The choice of jurisdiction is no small decision when it comes to financial matters. The laws applied to your contractual relationship play a critical role in the required level of governance. In the financial industry, the choice of jurisdiction is even more important.
In this article, we discuss some relevant examples and points to consider in the contractual processes of financial service companies.
Geographic Location and Contractual Risk
While it is understandable that some locations have greater risk than others, some contract managers may forget to include appropriate clauses to protect their companies in situations in which jurisdiction may be challenged.
A great example is the airline insurance industry. The tragedy from Malaysia Airlines flight MH370 continues to stun the world. Even after the plane is finally found, the event will continue to make news as it is speculated that litigation could continue well into 2019. Some families from the victims may not even see compensation until 2024. Several of the victims are not able to contest the court rulings in their own jurisdictions and have to abide by the jurisdiction of a foreign court.
This same situation happens in the U.S. as well.
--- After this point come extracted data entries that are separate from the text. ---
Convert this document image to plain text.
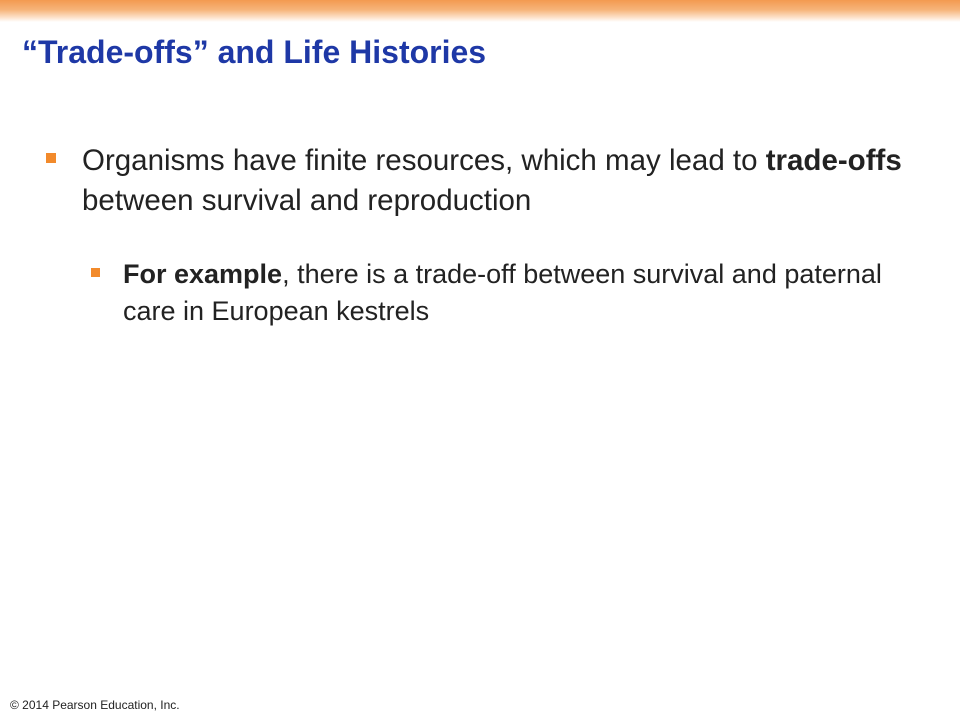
“Trade-offs” and Life Histories
Organisms have finite resources, which may lead to trade-offs between survival and reproduction
For example, there is a trade-off between survival and paternal care in European kestrels
© 2014 Pearson Education, Inc.
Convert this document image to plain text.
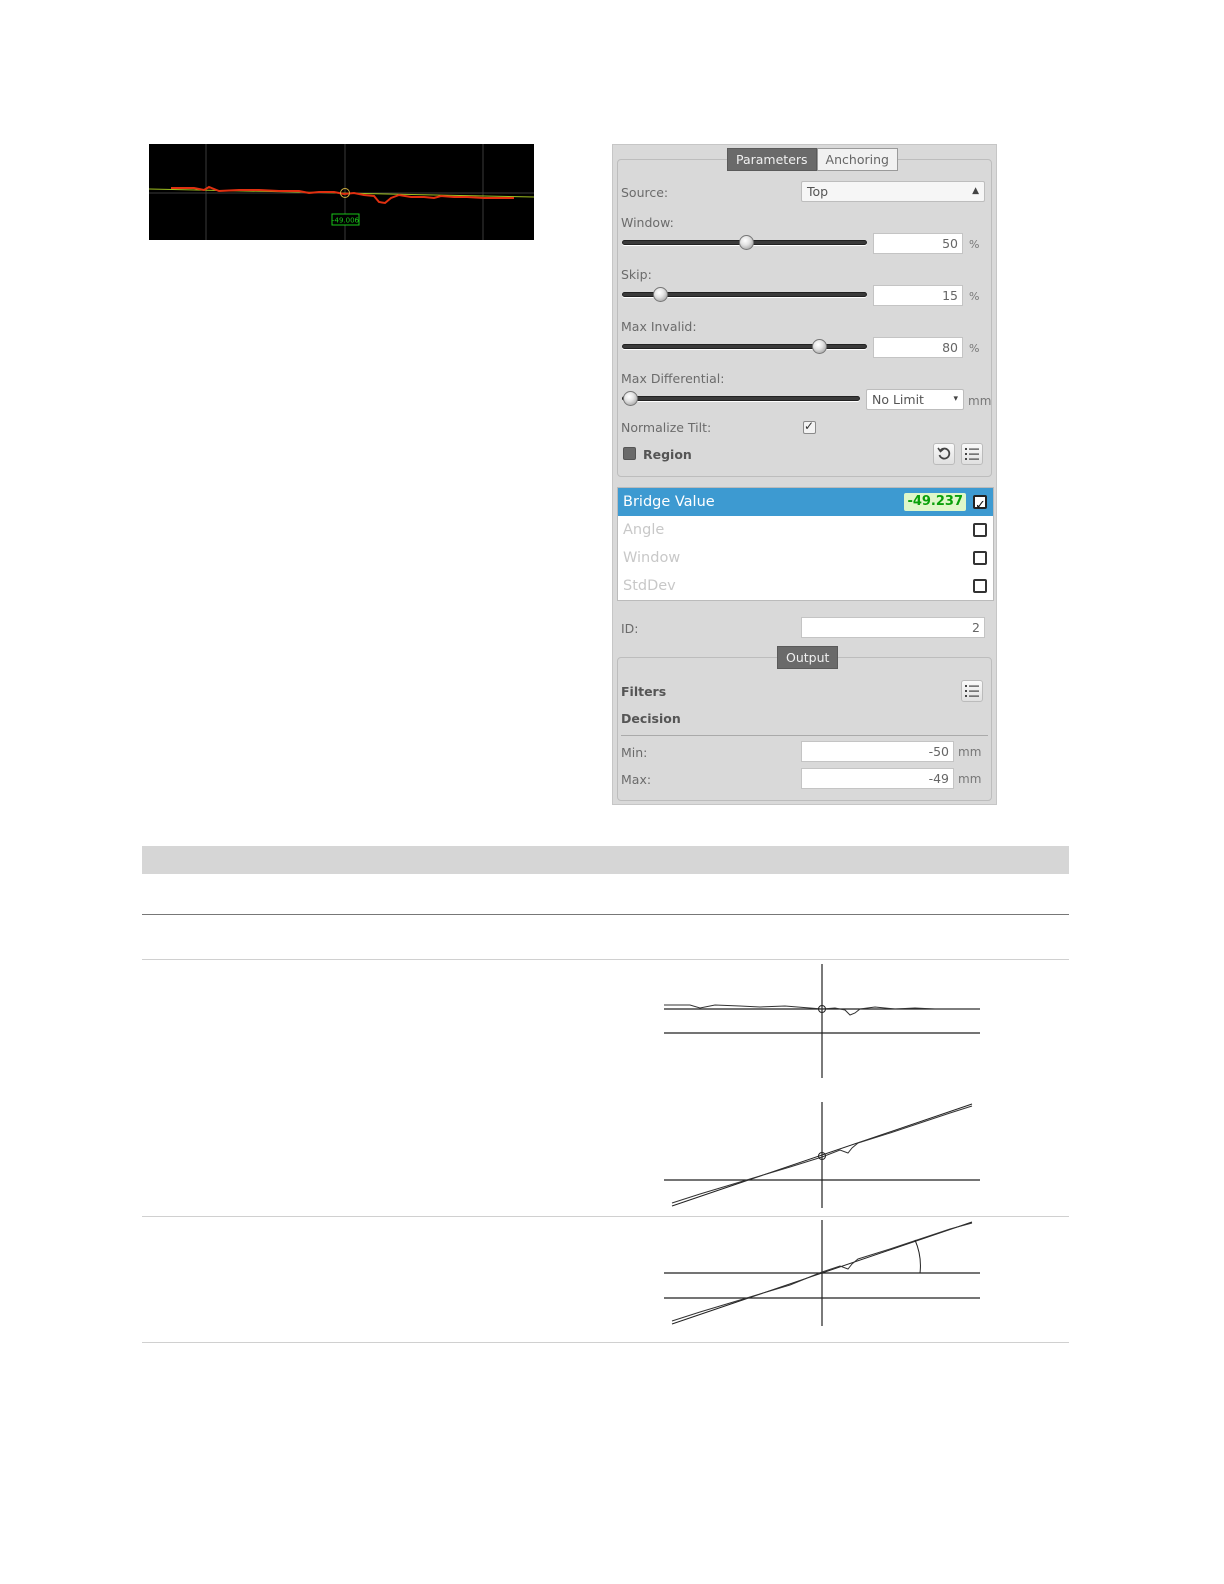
-49.006
Parameters	Anchoring
Source:	Top	▲

Window:
50	%
Skip:
15	%
Max Invalid:
80	%
Max Differential:
No Limit	▾ mm
Normalize Tilt:
✓
Region
Bridge Value	-49.237
✓
Angle
Window
StdDev
ID:	2
Output
Filters
Decision
Min:	-50 mm
Max:	-49 mm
For example, in 1949 an Eastern Airlines plane broke apart and one part fell in D.C. and the other in Virginia. The difference? One state had a cap of $15,000 for damages and the other one had no limit. If you’re the insurance company, what clauses are you including in your contracts to account for scenarios that expose your company to different jurisdictions?
Investment Management Agreements
Standard Investment Management Agreements, or IMA’s, are contracts between an investor and an investment manager. This is a great practice among financial institutions across the world. Given the importance of this framework for a contractual agreement, IMA’s can be found in most of the world, including Hong Kong, Europe, and North America.
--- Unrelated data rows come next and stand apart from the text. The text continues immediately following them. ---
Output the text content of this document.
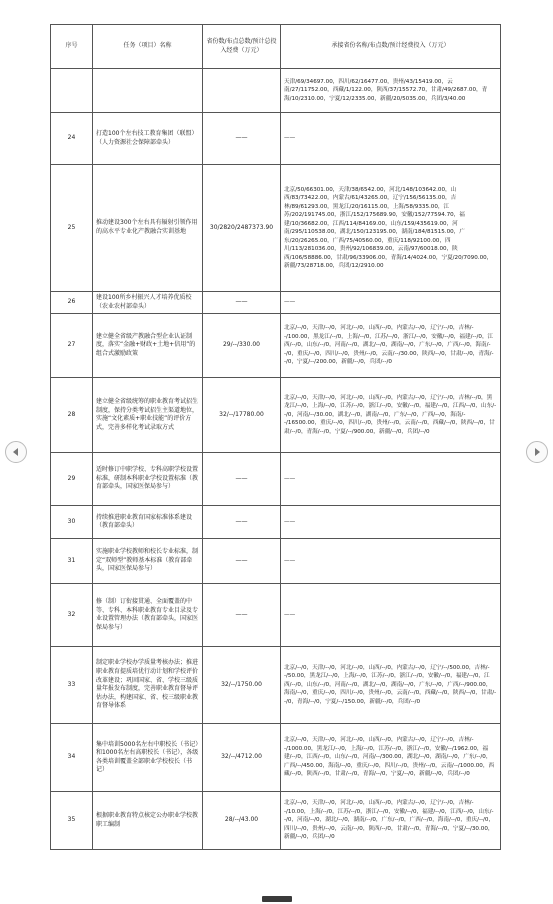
序号	任务（项目）名称	省份数/布点总数/预计总投入经费（万元）	承接省份名称/布点数/预计经费投入（万元）
			天津/69/34697.00，四川/62/16477.00，贵州/43/15419.00，云南/27/11752.00，西藏/1/122.00，陕西/37/15572.70，甘肃/49/2687.00，青海/10/2310.00，宁夏/12/2335.00，新疆/20/5035.00，兵团/3/40.00
24	打造100个左右技工教育集团（联盟）（人力资源社会保障部牵头）	——	——
25	推动建设300个左右具有辐射引领作用的高水平专业化产教融合实训基地	30/2820/2487373.90	北京/50/66301.00，天津/38/6542.00，河北/148/103642.00，山西/83/73422.00，内蒙古/61/43265.00，辽宁/156/56135.00，吉林/89/61293.00，黑龙江/20/16115.00，上海/58/9335.00，江苏/202/191745.00，浙江/152/175689.90，安徽/152/77594.70，福建/10/36682.00，江西/114/84169.00，山东/159/435619.00，河南/295/110538.00，湖北/150/123195.00，湖南/184/81515.00，广东/20/26265.00，广西/75/40560.00，重庆/118/92100.00，四川/113/281036.00，贵州/92/106839.00，云南/97/60018.00，陕西/106/58886.00，甘肃/96/33906.00，青海/14/4024.00，宁夏/20/7090.00，新疆/73/28718.00，兵团/12/2910.00
26	建设100所乡村振兴人才培养优质校（农业农村部牵头）	——	——
27	建立健全省级产教融合型企业认证制度，落实“金融+财政+土地+信用”的组合式激励政策	29/--/330.00	北京/--/0，天津/--/0，河北/--/0，山西/--/0，内蒙古/--/0，辽宁/--/0，吉林/--/100.00，黑龙江/--/0，上海/--/0，江苏/--/0，浙江/--/0，安徽/--/0，福建/--/0，江西/--/0，山东/--/0，河南/--/0，湖北/--/0，湖南/--/0，广东/--/0，广西/--/0，海南/--/0，重庆/--/0，四川/--/0，贵州/--/0，云南/--/30.00，陕西/--/0，甘肃/--/0，青海/--/0，宁夏/--/200.00，新疆/--/0，兵团/--/0
28	建立健全省级统筹的职业教育考试招生制度，保持分类考试招生主渠道地位，实施“文化素质+职业技能”的评价方式，完善多样化考试录取方式	32/--/17780.00	北京/--/0，天津/--/0，河北/--/0，山西/--/0，内蒙古/--/0，辽宁/--/0，吉林/--/0，黑龙江/--/0，上海/--/0，江苏/--/0，浙江/--/0，安徽/--/0，福建/--/0，江西/--/0，山东/--/0，河南/--/30.00，湖北/--/0，湖南/--/0，广东/--/0，广西/--/0，海南/--/16500.00，重庆/--/0，四川/--/0，贵州/--/0，云南/--/0，西藏/--/0，陕西/--/0，甘肃/--/0，青海/--/0，宁夏/--/900.00，新疆/--/0，兵团/--/0
29	适时修订中职学校、专科高职学校设置标准，研制本科职业学校设置标准（教育部牵头，国家医保局参与）	——	——
30	持续推进职业教育国家标准体系建设（教育部牵头）	——	——
31	实施职业学校教师和校长专业标准，制定“双师型”教师基本标准（教育部牵头，国家医保局参与）	——	——
32	修（制）订衔接贯通、全面覆盖的中等、专科、本科职业教育专业目录及专业设置管理办法（教育部牵头，国家医保局参与）	——	——
33	制定职业学校办学质量考核办法；推进职业教育提质培优行动计划和学校评价改革建设；巩固国家、省、学校三级质量年报发布制度，完善职业教育督导评估办法，构建国家、省、校三级职业教育督导体系	32/--/1750.00	北京/--/0，天津/--/0，河北/--/0，山西/--/0，内蒙古/--/0，辽宁/--/500.00，吉林/--/50.00，黑龙江/--/0，上海/--/0，江苏/--/0，浙江/--/0，安徽/--/0，福建/--/0，江西/--/0，山东/--/0，河南/--/0，湖北/--/0，湖南/--/0，广东/--/0，广西/--/900.00，海南/--/0，重庆/--/0，四川/--/0，贵州/--/0，云南/--/0，西藏/--/0，陕西/--/0，甘肃/--/0，青海/--/0，宁夏/--/150.00，新疆/--/0，兵团/--/0
34	集中培训5000名左右中职校长（书记）和1000名左右高职校长（书记），各级各类培训覆盖全部职业学校校长（书记）	32/--/4712.00	北京/--/0，天津/--/0，河北/--/0，山西/--/0，内蒙古/--/0，辽宁/--/0，吉林/--/1000.00，黑龙江/--/0，上海/--/0，江苏/--/0，浙江/--/0，安徽/--/1962.00，福建/--/0，江西/--/0，山东/--/0，河南/--/300.00，湖北/--/0，湖南/--/0，广东/--/0，广西/--/450.00，海南/--/0，重庆/--/0，四川/--/0，贵州/--/0，云南/--/1000.00，西藏/--/0，陕西/--/0，甘肃/--/0，青海/--/0，宁夏/--/0，新疆/--/0，兵团/--/0
35	根据职业教育特点核定公办职业学校教职工编制	28/--/43.00	北京/--/0，天津/--/0，河北/--/0，山西/--/0，内蒙古/--/0，辽宁/--/0，吉林/--/10.00，上海/--/0，江苏/--/0，浙江/--/0，安徽/--/0，福建/--/0，江西/--/0，山东/--/0，河南/--/0，湖北/--/0，湖南/--/0，广东/--/0，广西/--/0，海南/--/0，重庆/--/0，四川/--/0，贵州/--/0，云南/--/0，陕西/--/0，甘肃/--/0，青海/--/0，宁夏/--/30.00，新疆/--/0，兵团/--/0
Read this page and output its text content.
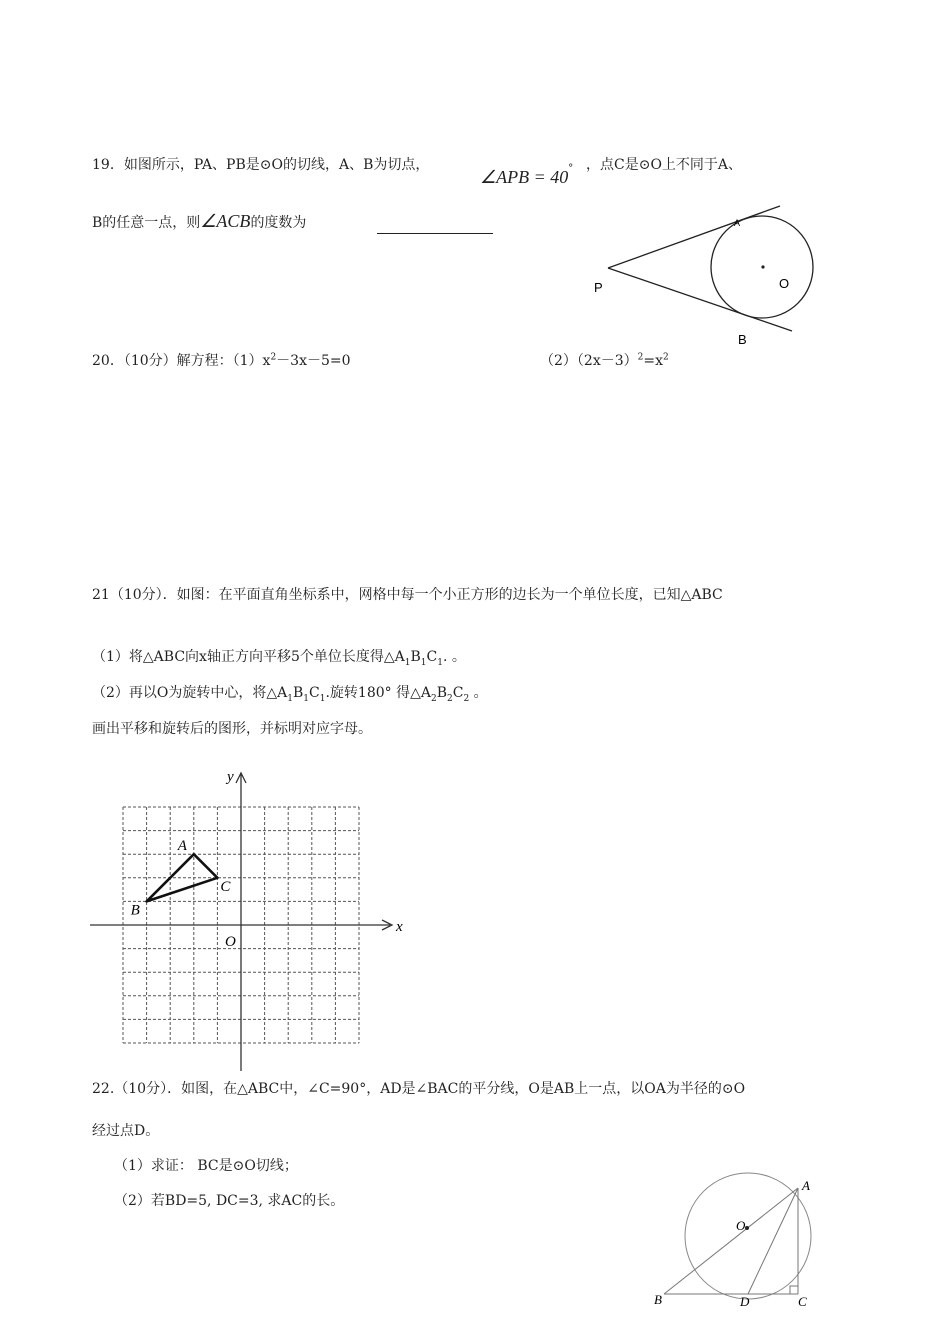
19．如图所示，PA、PB是⊙O的切线，A、B为切点，
∠APB = 40° ，点C是⊙O上不同于A、
B的任意一点，则∠ACB的度数为
P	O
B
A
20．（10分）解方程：$(1)x^2-3x-5=0$	$(2)(2x-3)^2=x^2$
21（10分）．如图：在平面直角坐标系中，网格中每一个小正方形的边长为一个单位长度，已知△ABC
（1）将△ABC向x轴正方向平移5个单位长度得$\triangle A_1B_1C_1$. 。
（2）再以O为旋转中心，将$\triangle A_1B_1C_1$.旋转180° 得$\triangle A_2B_2C_2$ 。
画出平移和旋转后的图形，并标明对应字母。
x
y
O
A
B
C
22.（10分）．如图，在△ABC中，∠C=90°，AD是∠BAC的平分线，O是AB上一点，以OA为半径的⊙O
经过点D。
（1）求证： BC是⊙O切线；
（2）若BD=5, DC=3, 求AC的长。
A
O
B	D	C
However, can a standard IMA be blindly used in all types of contracts? The answer is clearly no. There are several specifics that should be clearly reviewed during the drafting process. Some key concepts to consider are:
- Target rate of return
- Benchmark used for investment evaluation
- Acceptable range of investment performance from benchmark
- Specific terms for:
- Custody
- Securities lending
- Risk
- Redemption
- Other terms as necessary
- Set of guidelines for dispute resolution
This is why your company needs to have a set of pre-approved templates for IMA’s, depending on geographic location. An effective way to ensure that teams spread across large distances are using the right and most up-to-date templates is through the use of an enterprise contract management system. While template creation is centralized to a single location, access is made available from several locations.
The Special Case of Investment Services
When it comes to drafting IMA’s, the area of investment services requires special attention. Hedge funds across the world are often faced with the dilemma of creating contracts that provide the right amount of detail for complicated transactions, while not overwhelming clients with unnecessary complexities.
Contract teams need to be ready for negotiating clauses with clients, one by one if necessary for large corporate clients. Under these circumstances, contract teams benefit from a large library of pre-approved clauses for plan A, B, and even C. A contract management software facilitates this process through drag-and-drop into a Word document. Additionally, the software keeps tracks of what team member used what clause(s), therefore ensuring accountability and creating documentation of the entire IMA drafting process.
Takeaway
In the financial services industry, contractual agreements need to be ready to negotiate across several jurisdictions and hedge against geographic contractual risk. The IMA is an useful tool to address these issues and prepare contract teams for negotiations across different locations.